The Cat Who Covered the World.

In honor of the advent of Sonara the kitten in our lives, I decided to review a book that deals with the travels of a much-loved cat.  The feline Henrietta lived for 18 years with the family of Christopher Wren, a foreign correspondent for the New York Times.  This small and pleasing saga is subtitled The Adventures of Henrietta and her Foreign Correspondent, and an eventful life she lived, to be sure!

We first encounter Henrietta at the time she entered the lives of Christopher, his wife Jaqueline, and their two children, Celia and Chris.  A tiny kitten, seemingly not old enough to be separated from her mother, Henrietta arrived at the Wrens' home in time for Christmas, as a present for the children.  Intriguingly enough, the kitten was accompanied by a bottle of Scotch, an inducement for adopting the tiny feline.

“The kittens' mother was a pedigreed Siamese, I learned, who through a careless encounter had found herself in the family way.  The particulars were sketchier about their father, a hit-and-run Lothario of indeterminate origin in the borough of Queens.

The outcome was that on Christmas Day, the donor showed up at our apartment on Manhattan's Upper West Side bearing the kind of cardboard box ordinarily associated with supermarkets. ... She thrust the box at me.

It looked empty except for the soiled newspapers that lined the box.  Then, in one corner, I saw a ball of gray fluff not much larger than what sometimes accumulated in our clothes dryer.

... I set the carton on the kitchen floor beside the washing machine and went to the refrigerator to find some milk.  I poured the milk into a saucer, which is the kind of thing you do for a kitten when you can't think of anything better, and set it down next to the gray fluff.  It seemed too small to call a real kitten, though now I could discern a head and wispy tail.
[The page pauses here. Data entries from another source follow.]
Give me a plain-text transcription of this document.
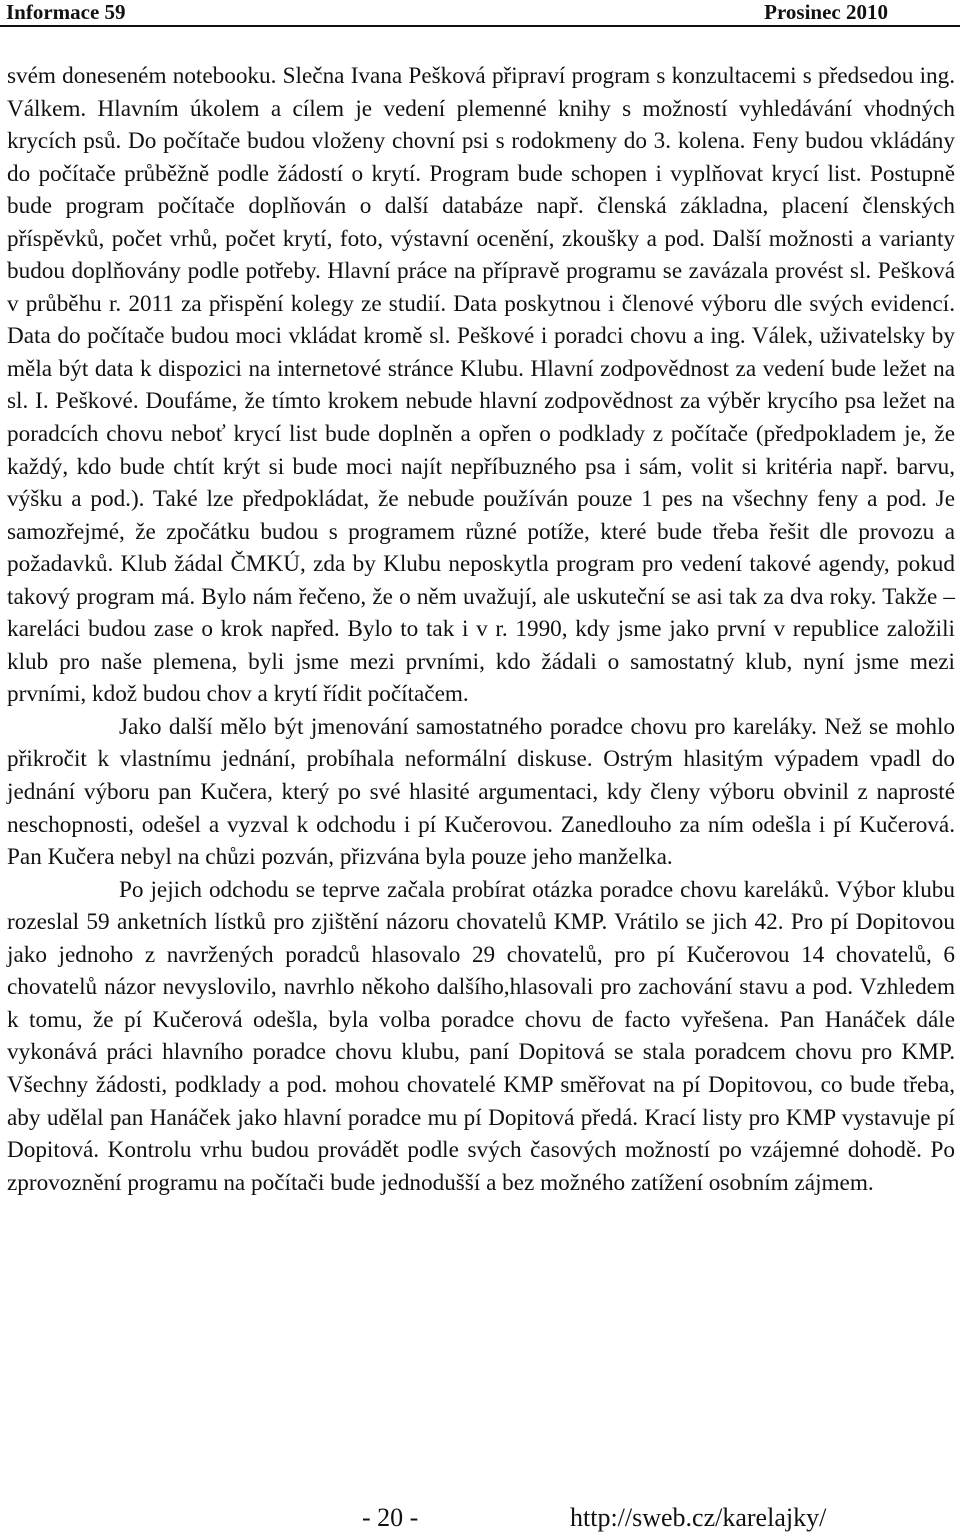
Informace 59	Prosinec 2010

svém doneseném notebooku. Slečna Ivana Pešková připraví program s konzultacemi s předsedou ing. Válkem. Hlavním úkolem a cílem je vedení plemenné knihy s možností vyhledávání vhodných krycích psů. Do počítače budou vloženy chovní psi s rodokmeny do 3. kolena. Feny budou vkládány do počítače průběžně podle žádostí o krytí. Program bude schopen i vyplňovat krycí list. Postupně bude program počítače doplňován o další databáze např. členská základna, placení členských příspěvků, počet vrhů, počet krytí, foto, výstavní ocenění, zkoušky a pod. Další možnosti a varianty budou doplňovány podle potřeby. Hlavní práce na přípravě programu se zavázala provést sl. Pešková v průběhu r. 2011 za přispění kolegy ze studií. Data poskytnou i členové výboru dle svých evidencí. Data do počítače budou moci vkládat kromě sl. Peškové i poradci chovu a ing. Válek, uživatelsky by měla být data k dispozici na internetové stránce Klubu. Hlavní zodpovědnost za vedení bude ležet na sl. I. Peškové. Doufáme, že tímto krokem nebude hlavní zodpovědnost za výběr krycího psa ležet na poradcích chovu neboť krycí list bude doplněn a opřen o podklady z počítače (předpokladem je, že každý, kdo bude chtít krýt si bude moci najít nepříbuzného psa i sám, volit si kritéria např. barvu, výšku a pod.). Také lze předpokládat, že nebude používán pouze 1 pes na všechny feny a pod. Je samozřejmé, že zpočátku budou s programem různé potíže, které bude třeba řešit dle provozu a požadavků. Klub žádal ČMKÚ, zda by Klubu neposkytla program pro vedení takové agendy, pokud takový program má. Bylo nám řečeno, že o něm uvažují, ale uskuteční se asi tak za dva roky. Takže – kareláci budou zase o krok napřed. Bylo to tak i v r. 1990, kdy jsme jako první v republice založili klub pro naše plemena, byli jsme mezi prvními, kdo žádali o samostatný klub, nyní jsme mezi prvními, kdož budou chov a krytí řídit počítačem.

Jako další mělo být jmenování samostatného poradce chovu pro kareláky. Než se mohlo přikročit k vlastnímu jednání, probíhala neformální diskuse. Ostrým hlasitým výpadem vpadl do jednání výboru pan Kučera, který po své hlasité argumentaci, kdy členy výboru obvinil z naprosté neschopnosti, odešel a vyzval k odchodu i pí Kučerovou. Zanedlouho za ním odešla i pí Kučerová. Pan Kučera nebyl na chůzi pozván, přizvána byla pouze jeho manželka.

Po jejich odchodu se teprve začala probírat otázka poradce chovu kareláků. Výbor klubu rozeslal 59 anketních lístků pro zjištění názoru chovatelů KMP. Vrátilo se jich 42. Pro pí Dopitovou jako jednoho z navržených poradců hlasovalo 29 chovatelů, pro pí Kučerovou 14 chovatelů, 6 chovatelů názor nevyslovilo, navrhlo někoho dalšího,hlasovali pro zachování stavu a pod. Vzhledem k tomu, že pí Kučerová odešla, byla volba poradce chovu de facto vyřešena. Pan Hanáček dále vykonává práci hlavního poradce chovu klubu, paní Dopitová se stala poradcem chovu pro KMP. Všechny žádosti, podklady a pod. mohou chovatelé KMP směřovat na pí Dopitovou, co bude třeba, aby udělal pan Hanáček jako hlavní poradce mu pí Dopitová předá. Krací listy pro KMP vystavuje pí Dopitová. Kontrolu vrhu budou provádět podle svých časových možností po vzájemné dohodě. Po zprovoznění programu na počítači bude jednodušší a bez možného zatížení osobním zájmem.

- 20 -	http://sweb.cz/karelajky/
The kitten headed not for the milk but under a pile of dirty laundry that I had promised Jaqueline I would toss into the washing machine.

I peeled away the underwear, socks, and towels, making sure, when I deposited each item into the washing machine, that a kitten was not attached.  Feeding the children's Christmas present into the spin cycle would be hard to explain.”

Henrietta and the Wrens travel widely during their years together, as Christopher lands assignments in Moscow, Beijing, Johannesburg, Cairo, and other more or less exotic locales.  This is a cat who truly covered the world, and always made an impact on the hearts and lives of the humans she encountered.  Be sure to read all about Henrietta and her family!